Юрия Венедиктовича не любили и побаивались, все, и на работе, и в дачном кооперативе, и соседи по московской девятиэтажке. Не любили за маску угодливого "чего изволите", чувствуя, что под ней, скрывается что-то страшное, то из-за чего побаивалась его жена, и нечаянно увидевший, тщательно скрываемую, зверскую натуру, сын, тогда, зимой, после хулиганства в "царских владениях".
– Мама тебе там оладушек в кастрюле, а я свои все съел, как она сказала, – доложился об исполненном задании, послушный сынок.
– Всё съел? Молодец, – похвалил не оборачиваясь отец роясь в зарослях редиски, – хорошо, хорошо. Подрастает хорошо, – довольный осмотром, Юрий Венедиктович, собравшись было вытереть мокрые, грязные пальцы прямо об штаны и, опомнившись, что он не в домашнем, не в дачном, пошёл к рукомойнику. Сполоснув руки и подхватив сумку с крыльца, открыв ключом, запертую женой, дверь, протопал внутрь домика.
– Андрюха! Скачи сюда, смотри, чего я тебе принёс, – показал торопливо сбежавшему по лесенке пацану, большую, рублёвую шоколадку, – на, держи, это тебе за примерное поведение!
– Спасибо, пап! Я пока в холодильник её, чтобы не растаяла, – убирая гостинец в безбожно тарахтящий ЗиЛ, Андрейка уже соображал, что сегодня вечером ему засыпать одному, что отец уже с кем-то договорился и куда-то "намылился", что завтра надо будет, не моргнув глазом, уверить маму, что папа был всё время здесь, а мама сделает вид, что она ему поверила.
– Ну, хорошо, – согласно кивнул отец.

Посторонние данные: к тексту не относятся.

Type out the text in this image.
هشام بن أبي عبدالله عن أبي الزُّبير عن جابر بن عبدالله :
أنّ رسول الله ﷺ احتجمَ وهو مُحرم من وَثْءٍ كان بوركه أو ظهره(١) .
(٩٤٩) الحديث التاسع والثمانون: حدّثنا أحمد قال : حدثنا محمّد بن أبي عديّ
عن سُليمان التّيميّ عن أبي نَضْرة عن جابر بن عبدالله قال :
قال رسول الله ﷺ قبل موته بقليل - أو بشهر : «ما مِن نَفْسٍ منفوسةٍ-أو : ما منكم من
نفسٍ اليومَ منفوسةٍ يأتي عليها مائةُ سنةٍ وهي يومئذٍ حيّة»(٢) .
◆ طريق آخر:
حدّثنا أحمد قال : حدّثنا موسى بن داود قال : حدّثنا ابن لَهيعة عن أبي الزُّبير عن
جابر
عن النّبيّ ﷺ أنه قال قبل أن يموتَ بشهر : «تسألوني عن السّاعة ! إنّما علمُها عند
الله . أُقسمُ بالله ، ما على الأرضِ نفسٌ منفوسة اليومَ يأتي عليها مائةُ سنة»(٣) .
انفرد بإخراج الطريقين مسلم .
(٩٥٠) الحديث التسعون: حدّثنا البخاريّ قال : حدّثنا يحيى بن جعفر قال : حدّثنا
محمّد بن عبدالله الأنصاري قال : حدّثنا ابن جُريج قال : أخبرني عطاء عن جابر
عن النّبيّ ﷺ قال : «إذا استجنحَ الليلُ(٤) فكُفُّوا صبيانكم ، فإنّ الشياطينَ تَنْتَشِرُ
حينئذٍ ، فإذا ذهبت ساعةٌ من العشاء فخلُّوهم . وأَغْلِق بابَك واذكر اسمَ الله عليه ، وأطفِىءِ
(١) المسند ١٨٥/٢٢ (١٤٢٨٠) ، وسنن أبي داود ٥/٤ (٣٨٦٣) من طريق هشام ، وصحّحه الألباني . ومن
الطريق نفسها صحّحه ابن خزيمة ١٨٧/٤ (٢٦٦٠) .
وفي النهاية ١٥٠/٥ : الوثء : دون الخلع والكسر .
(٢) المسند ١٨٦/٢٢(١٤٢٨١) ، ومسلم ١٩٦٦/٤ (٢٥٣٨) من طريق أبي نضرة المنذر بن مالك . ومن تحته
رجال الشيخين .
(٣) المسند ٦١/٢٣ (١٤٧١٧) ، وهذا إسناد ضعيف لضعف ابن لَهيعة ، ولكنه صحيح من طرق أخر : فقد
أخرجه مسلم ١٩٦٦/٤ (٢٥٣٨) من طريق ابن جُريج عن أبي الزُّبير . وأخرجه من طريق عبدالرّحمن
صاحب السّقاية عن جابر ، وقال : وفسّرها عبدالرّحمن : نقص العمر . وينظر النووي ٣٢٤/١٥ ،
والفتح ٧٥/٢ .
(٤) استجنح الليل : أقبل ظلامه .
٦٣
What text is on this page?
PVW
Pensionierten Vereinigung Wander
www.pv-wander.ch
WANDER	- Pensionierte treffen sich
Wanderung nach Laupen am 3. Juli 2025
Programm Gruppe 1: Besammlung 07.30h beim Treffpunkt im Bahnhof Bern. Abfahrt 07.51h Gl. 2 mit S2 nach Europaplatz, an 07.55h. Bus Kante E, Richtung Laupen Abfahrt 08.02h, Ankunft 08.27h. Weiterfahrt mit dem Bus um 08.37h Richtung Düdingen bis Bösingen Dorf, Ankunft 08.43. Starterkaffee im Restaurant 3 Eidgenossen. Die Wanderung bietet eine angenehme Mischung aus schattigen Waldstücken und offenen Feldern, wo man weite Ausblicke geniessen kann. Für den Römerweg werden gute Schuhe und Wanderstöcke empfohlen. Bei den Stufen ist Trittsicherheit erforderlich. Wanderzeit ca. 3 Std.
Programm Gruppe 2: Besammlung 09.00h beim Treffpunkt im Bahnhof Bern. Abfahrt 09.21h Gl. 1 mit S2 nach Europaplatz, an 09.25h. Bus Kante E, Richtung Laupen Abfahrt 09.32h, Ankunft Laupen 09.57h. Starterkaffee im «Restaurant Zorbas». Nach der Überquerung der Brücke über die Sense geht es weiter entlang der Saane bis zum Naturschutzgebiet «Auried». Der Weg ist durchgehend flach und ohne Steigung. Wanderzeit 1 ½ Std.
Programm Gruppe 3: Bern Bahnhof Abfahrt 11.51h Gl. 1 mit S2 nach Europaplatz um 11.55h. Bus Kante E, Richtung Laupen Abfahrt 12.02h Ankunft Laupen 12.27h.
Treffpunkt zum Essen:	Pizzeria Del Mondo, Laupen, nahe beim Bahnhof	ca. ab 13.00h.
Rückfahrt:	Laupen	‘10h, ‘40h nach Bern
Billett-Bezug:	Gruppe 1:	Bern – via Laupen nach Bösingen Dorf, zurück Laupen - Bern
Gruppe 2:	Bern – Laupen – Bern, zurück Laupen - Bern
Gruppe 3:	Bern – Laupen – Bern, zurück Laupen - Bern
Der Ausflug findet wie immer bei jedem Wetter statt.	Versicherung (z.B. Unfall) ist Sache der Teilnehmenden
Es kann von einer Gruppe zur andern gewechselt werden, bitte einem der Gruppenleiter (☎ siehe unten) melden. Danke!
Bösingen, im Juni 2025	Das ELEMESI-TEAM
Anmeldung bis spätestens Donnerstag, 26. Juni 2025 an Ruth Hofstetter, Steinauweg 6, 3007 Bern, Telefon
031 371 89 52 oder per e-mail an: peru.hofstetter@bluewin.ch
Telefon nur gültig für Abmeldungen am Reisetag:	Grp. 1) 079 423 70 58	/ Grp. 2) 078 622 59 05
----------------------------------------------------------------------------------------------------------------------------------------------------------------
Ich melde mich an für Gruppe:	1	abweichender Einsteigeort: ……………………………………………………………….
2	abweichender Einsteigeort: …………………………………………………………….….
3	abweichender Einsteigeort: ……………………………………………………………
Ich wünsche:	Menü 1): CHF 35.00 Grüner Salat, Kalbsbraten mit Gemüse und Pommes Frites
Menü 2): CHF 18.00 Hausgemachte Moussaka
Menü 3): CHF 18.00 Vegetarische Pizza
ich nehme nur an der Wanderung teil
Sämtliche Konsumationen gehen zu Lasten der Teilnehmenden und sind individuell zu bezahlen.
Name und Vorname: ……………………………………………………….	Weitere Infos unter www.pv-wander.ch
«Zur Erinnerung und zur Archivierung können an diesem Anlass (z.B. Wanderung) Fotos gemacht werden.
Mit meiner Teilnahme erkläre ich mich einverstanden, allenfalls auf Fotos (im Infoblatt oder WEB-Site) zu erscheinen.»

Небрежно бросив сумку с побрякивающей внутри посудой, прямо на пол у кухонного стола, взял со стола и отправил в наполовину наполненный водой таз облаженные мухами, оставшиеся после Андрюшкиного завтрака, тарелки и кружку, где они и будут благополучно мокнуть до самого завтрашнего прихода мамы с работы, как и другая, добавляемая к ним, в течение дня, посуда. Достав из холодильника остатки сметаны, вывалив её прямо в кастрюльку с оладьями, добавив туда варенья и перемешав всё это ложкой, чинно и сноровисто, употребил внутрь себя. Разламывая лепёшки на более мелкие куски, время от времени, в шутку, легонько шлёпая облизанной ложкой по лбу, наблюдающего за ним сына. Толстенький мальчишка, каждый раз притворно пугаясь этих ударов, похрюкивающе похихикивал. Говорить им было не о чем, как-то вот не о чем никогда. Андрюше не хотелось рассказывать о своих детских делах отцу, а тому совсем не хотелось слушать то, о чём сын взахлёб рассказывал своей матери, которая внимательно всё слушала и обо всём подробно расспрашивала.
– Ну, вот, поели, теперь можно и поспать, – резюмировал результаты завтрака Юрий Венедиктович, оправляя в тазик опустевшую кастрюльку. Вытащив из холодильника литровую банку с самодельным лимонадом, сделал через край несколько глотков и поставил обратно. Ткнув пальцами в круглый живот, с готовностью захихикавшего, сидящего на табуретке, сынишку, милостиво позволил:
– Можешь пойти погулять, только аккуратно, ну понял короче…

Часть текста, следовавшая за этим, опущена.